Got a copy of my ICB rating this morning, in preparation for submission of a mortgage application. 

There is no 'score', just a list of current and recent loans and a record of payments up to date. How do I determine: 
a) what score a financial institution would apply? 
b) what that score means? 

It looks good in that it's all ticks, showing no arrears. However, for two loans (these were Harvey Norman Hire Purchase) it shows ticks beside payments 1, 2 and 3. Then a series of dashes for the subsequent six months indicating 'no information available' and finally a 'c' showing the account was closed. Is this a negative? I don't know why they didn't have access to the information. The payments were made consistently, monthly, throughout the two ten month credit terms. 

Thanks in advance. 

Emma


----------



## cremeegg (2 Nov 2016)

The idea of a credit score does not exist as such in Ireland. The thing you see advertised on the TV is an English concept. Individual banks may use your ICB record to "score" you, but that would be the banks own system and you would not necessarily be told how they weight the various bits of information they have.


----------



## Steven Barrett (2 Nov 2016)

The banks check your ICB to make sure you have paid off your past loans.
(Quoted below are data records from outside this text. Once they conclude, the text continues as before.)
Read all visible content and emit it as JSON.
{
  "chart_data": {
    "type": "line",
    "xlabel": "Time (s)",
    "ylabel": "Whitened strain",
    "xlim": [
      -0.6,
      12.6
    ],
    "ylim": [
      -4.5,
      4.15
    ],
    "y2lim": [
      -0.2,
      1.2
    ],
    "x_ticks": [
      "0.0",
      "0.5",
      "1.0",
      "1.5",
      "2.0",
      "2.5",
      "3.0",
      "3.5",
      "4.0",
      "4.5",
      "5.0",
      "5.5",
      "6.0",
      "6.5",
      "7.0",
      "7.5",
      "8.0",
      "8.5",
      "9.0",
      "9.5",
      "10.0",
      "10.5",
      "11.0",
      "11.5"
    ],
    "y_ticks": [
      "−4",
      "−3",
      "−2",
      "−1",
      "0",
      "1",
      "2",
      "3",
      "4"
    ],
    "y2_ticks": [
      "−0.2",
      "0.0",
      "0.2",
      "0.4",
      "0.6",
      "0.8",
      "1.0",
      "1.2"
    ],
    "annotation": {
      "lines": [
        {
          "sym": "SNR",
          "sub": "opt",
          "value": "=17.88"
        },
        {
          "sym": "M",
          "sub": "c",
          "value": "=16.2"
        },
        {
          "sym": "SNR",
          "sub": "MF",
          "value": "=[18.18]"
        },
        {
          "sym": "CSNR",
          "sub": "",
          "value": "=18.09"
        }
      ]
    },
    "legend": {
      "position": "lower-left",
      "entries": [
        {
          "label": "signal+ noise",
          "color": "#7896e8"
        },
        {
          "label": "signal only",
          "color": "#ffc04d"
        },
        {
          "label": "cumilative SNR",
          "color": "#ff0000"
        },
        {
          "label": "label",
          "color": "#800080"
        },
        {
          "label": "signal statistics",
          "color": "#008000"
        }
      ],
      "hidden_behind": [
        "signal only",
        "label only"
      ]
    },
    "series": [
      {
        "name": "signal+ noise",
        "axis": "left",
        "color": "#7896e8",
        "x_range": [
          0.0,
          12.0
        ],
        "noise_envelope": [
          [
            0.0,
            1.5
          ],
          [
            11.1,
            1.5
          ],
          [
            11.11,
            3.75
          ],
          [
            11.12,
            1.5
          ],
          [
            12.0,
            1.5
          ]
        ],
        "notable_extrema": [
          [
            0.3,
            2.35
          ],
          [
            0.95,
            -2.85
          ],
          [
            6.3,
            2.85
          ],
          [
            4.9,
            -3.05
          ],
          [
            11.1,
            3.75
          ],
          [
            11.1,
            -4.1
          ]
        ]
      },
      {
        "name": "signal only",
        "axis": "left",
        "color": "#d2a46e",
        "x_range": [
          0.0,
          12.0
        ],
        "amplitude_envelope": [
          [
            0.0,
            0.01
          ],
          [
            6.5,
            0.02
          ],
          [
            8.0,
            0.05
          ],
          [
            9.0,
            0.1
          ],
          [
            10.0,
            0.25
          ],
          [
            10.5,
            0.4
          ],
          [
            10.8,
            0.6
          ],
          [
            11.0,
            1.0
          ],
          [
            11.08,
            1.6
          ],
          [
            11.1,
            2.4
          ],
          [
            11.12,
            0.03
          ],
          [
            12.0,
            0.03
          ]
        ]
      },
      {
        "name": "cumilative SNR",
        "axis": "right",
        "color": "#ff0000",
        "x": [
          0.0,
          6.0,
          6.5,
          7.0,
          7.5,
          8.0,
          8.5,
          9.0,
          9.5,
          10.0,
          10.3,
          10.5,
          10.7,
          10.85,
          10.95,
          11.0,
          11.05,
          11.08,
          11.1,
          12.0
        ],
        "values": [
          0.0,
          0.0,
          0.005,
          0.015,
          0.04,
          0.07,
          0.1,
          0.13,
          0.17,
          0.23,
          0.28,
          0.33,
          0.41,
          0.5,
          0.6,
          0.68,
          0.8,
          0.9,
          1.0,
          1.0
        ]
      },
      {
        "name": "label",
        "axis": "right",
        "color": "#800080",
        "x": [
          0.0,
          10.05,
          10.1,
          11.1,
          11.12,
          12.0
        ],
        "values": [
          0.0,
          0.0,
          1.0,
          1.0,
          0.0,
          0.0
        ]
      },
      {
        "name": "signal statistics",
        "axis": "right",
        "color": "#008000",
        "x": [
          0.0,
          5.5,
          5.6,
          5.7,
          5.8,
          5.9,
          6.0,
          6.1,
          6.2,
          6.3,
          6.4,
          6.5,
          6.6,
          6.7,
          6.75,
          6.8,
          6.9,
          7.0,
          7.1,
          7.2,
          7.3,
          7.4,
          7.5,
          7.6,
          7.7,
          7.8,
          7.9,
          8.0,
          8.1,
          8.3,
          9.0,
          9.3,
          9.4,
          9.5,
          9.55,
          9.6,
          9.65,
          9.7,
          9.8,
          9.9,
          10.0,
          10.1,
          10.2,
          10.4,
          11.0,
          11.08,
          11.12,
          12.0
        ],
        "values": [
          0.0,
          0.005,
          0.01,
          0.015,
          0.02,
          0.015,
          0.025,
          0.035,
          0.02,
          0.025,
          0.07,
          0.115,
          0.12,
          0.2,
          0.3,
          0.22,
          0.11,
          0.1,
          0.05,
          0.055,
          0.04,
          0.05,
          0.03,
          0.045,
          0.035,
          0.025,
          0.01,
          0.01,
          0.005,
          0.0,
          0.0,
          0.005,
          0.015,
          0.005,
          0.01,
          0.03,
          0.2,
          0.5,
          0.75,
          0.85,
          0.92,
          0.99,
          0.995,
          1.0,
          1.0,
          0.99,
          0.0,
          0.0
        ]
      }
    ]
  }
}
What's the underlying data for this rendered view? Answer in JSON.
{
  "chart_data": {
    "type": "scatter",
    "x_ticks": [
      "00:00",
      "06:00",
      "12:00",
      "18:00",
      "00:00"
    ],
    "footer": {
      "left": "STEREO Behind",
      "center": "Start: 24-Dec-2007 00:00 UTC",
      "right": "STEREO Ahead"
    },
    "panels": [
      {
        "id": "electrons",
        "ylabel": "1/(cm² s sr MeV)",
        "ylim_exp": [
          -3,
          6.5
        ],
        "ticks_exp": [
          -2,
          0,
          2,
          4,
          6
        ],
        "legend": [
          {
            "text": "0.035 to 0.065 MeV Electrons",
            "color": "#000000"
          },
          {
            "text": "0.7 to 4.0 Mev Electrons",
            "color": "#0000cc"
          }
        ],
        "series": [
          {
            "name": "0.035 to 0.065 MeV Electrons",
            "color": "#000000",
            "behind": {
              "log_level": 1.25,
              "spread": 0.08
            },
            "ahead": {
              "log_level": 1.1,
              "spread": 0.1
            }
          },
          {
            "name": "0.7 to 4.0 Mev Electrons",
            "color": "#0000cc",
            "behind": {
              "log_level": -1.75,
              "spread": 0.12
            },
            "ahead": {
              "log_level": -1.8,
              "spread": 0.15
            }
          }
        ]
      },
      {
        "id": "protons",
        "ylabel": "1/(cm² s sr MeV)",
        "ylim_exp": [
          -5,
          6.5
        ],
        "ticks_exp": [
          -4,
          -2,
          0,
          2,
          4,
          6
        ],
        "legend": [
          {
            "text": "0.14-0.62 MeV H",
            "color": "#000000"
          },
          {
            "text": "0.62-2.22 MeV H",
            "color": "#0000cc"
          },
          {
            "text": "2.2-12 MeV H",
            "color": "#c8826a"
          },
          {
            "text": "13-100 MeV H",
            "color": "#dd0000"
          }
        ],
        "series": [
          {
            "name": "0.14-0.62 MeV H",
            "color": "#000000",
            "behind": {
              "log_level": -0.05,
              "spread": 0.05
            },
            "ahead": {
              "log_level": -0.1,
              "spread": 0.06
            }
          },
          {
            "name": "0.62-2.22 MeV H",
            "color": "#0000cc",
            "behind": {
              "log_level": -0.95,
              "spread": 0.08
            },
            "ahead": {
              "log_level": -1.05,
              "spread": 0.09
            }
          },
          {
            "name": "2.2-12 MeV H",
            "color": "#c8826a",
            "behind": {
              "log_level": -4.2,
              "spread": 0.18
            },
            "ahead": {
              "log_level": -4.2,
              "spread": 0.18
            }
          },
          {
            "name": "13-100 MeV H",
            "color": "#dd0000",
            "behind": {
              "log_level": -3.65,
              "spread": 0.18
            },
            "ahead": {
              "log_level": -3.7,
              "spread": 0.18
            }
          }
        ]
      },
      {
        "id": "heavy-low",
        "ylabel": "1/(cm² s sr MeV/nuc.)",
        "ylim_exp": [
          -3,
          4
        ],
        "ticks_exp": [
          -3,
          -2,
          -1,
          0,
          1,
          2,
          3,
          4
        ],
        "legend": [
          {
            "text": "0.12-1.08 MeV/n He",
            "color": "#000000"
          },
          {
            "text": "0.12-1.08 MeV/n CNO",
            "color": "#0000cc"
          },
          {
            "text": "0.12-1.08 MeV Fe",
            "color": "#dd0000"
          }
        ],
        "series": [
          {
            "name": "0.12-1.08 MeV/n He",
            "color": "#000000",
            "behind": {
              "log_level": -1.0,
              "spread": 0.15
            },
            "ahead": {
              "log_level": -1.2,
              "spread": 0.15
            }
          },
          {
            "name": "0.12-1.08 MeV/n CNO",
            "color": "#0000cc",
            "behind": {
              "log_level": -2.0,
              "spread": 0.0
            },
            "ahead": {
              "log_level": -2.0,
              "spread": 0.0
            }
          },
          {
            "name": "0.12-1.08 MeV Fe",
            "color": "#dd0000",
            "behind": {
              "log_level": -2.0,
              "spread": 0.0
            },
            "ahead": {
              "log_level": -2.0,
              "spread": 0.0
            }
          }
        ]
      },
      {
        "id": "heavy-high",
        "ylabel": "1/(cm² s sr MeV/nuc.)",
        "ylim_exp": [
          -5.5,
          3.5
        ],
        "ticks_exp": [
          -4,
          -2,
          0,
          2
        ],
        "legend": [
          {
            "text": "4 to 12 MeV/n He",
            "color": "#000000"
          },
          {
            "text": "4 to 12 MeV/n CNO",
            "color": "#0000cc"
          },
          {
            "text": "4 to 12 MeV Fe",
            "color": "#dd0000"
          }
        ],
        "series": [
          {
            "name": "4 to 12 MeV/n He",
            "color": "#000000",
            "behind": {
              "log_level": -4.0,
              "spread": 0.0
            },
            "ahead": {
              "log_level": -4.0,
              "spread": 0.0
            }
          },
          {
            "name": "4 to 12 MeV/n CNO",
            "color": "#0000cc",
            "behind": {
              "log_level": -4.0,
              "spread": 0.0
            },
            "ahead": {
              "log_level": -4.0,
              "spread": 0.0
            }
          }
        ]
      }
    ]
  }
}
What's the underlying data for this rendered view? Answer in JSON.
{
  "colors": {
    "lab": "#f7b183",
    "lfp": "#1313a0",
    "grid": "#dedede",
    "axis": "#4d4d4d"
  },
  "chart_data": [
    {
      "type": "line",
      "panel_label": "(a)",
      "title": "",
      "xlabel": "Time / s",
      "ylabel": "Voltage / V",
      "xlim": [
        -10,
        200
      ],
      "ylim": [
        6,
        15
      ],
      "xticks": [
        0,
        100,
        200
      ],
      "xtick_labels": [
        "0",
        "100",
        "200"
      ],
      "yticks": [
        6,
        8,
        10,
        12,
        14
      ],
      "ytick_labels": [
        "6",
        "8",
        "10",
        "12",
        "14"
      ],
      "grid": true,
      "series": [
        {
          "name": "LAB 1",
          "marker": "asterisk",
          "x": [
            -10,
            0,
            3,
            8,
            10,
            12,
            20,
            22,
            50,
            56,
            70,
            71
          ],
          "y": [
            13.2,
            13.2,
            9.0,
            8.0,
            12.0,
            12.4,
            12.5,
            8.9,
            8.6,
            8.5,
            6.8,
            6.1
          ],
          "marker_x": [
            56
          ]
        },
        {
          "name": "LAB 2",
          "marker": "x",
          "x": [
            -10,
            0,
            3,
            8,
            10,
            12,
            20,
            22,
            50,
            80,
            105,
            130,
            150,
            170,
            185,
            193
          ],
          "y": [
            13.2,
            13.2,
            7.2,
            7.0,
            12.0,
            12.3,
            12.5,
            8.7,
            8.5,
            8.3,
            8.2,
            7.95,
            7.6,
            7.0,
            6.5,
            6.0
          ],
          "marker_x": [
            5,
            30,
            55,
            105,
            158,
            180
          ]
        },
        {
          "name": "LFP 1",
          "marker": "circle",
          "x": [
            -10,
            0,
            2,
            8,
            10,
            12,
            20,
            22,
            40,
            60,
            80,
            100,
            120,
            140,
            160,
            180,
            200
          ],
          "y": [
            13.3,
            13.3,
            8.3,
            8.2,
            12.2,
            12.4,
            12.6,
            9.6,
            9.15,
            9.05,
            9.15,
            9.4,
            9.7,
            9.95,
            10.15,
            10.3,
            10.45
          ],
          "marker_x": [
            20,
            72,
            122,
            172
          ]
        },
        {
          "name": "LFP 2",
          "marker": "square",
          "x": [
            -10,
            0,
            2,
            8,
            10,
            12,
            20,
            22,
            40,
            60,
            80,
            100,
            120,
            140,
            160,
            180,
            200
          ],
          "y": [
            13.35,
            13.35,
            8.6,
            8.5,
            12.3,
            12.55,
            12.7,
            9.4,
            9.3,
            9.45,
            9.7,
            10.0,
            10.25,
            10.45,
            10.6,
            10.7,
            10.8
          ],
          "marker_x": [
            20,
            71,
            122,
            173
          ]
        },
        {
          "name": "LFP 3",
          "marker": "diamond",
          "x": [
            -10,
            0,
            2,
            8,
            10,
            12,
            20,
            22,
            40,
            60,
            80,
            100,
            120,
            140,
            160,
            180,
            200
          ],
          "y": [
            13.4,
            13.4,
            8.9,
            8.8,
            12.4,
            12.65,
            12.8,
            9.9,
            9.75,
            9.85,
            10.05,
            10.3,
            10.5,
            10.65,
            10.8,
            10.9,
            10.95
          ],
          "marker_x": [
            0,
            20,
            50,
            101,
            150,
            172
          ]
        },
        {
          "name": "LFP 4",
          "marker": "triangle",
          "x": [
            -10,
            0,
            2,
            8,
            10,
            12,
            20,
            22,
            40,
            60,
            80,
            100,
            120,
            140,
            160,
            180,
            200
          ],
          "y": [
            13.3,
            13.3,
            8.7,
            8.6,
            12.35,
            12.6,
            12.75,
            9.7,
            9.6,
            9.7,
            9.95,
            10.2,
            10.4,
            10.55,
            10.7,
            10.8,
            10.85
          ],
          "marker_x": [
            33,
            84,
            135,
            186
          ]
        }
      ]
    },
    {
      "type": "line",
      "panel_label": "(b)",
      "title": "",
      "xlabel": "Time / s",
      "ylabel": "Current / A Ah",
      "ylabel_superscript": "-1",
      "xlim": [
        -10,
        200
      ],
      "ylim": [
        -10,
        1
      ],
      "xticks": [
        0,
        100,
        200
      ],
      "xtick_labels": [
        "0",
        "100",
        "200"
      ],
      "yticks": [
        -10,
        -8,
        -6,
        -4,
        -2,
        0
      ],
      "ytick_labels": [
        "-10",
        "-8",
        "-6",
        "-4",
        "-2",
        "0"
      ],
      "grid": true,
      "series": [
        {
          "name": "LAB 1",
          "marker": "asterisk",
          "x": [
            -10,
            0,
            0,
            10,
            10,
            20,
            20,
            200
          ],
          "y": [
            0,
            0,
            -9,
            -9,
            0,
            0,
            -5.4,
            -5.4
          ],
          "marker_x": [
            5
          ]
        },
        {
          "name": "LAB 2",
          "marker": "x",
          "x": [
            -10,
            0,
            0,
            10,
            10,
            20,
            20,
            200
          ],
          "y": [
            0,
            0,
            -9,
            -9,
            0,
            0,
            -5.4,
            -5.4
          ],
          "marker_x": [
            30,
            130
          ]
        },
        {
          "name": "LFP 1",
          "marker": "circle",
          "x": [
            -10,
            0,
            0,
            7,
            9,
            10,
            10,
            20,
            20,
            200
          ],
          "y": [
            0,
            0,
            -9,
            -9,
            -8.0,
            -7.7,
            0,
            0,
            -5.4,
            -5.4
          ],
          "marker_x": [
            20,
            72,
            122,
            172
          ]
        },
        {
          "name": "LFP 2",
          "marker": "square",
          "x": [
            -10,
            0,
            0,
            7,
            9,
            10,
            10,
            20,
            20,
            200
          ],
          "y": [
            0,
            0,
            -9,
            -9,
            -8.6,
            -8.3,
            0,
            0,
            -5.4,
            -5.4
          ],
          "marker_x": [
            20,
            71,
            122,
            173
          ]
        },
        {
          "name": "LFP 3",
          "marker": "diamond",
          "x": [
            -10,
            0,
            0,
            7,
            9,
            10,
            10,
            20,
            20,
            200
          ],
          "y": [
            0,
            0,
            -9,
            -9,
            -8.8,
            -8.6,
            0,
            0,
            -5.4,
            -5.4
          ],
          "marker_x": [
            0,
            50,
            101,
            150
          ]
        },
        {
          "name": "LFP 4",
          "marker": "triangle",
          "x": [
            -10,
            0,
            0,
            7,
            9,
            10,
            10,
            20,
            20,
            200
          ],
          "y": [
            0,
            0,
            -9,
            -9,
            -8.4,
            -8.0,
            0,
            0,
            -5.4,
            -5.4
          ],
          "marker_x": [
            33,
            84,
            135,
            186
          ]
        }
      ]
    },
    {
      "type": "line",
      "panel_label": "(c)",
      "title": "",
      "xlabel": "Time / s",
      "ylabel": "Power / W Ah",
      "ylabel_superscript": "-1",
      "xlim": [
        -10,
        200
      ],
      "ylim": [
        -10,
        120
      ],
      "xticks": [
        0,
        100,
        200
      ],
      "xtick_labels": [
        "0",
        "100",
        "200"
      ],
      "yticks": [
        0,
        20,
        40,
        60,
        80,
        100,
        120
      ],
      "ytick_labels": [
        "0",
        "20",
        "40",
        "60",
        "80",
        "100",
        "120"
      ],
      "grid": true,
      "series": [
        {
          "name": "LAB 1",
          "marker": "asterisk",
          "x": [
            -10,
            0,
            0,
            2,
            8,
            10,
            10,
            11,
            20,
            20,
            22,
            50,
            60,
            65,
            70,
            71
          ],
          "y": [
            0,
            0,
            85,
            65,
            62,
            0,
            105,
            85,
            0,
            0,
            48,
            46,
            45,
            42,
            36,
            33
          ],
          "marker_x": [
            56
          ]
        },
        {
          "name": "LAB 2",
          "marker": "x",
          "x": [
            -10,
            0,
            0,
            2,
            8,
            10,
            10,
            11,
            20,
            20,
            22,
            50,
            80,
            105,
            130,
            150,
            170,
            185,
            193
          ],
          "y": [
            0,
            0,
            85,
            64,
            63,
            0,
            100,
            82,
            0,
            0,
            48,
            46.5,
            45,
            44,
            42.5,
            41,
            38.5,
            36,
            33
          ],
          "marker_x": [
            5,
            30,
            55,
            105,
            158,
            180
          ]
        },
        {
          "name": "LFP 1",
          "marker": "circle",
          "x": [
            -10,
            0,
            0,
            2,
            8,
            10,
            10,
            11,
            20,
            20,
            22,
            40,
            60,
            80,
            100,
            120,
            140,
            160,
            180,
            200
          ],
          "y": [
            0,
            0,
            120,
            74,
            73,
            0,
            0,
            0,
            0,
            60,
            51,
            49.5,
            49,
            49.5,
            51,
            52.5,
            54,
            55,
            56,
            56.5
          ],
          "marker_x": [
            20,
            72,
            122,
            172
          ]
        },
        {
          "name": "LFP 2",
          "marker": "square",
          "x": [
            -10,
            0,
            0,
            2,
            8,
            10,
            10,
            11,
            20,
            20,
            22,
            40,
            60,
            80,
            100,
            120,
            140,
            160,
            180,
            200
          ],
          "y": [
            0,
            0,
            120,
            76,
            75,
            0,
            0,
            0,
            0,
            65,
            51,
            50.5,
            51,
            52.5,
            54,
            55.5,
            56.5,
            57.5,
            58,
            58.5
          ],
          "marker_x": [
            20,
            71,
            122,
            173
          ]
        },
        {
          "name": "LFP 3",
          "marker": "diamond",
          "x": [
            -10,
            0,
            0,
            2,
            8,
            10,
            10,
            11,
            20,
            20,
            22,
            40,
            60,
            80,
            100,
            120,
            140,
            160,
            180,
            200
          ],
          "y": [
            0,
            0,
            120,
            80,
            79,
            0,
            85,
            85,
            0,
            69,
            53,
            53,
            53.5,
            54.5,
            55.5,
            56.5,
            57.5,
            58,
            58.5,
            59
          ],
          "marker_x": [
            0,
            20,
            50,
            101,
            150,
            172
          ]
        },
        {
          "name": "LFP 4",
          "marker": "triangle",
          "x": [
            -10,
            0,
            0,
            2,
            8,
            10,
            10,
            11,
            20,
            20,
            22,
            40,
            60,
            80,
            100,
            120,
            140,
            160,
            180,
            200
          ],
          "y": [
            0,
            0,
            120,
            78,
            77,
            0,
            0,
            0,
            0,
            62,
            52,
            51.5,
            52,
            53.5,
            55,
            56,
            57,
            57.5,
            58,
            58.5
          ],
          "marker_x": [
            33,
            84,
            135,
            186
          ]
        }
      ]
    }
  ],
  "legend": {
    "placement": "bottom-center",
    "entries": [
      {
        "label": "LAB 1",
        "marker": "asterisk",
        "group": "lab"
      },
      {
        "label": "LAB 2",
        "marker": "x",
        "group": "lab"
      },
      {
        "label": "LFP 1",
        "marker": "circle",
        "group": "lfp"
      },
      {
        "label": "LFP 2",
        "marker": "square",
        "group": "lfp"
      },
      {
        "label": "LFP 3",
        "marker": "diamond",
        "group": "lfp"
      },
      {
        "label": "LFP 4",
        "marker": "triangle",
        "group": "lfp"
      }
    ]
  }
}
They don't want to start their underwriting process only to find out the applicant has a history of defaulting on loans. If you have all ticks and no arrears, that's good, nothing to worry about. 


Steven 
www.bluewaterfp.ie


----------



## Gerry Canning (2 Nov 2016)

All your indicators are positive.
ticks = payments made on time.
- = Harvey norman didn,t update and c = completed account.


----------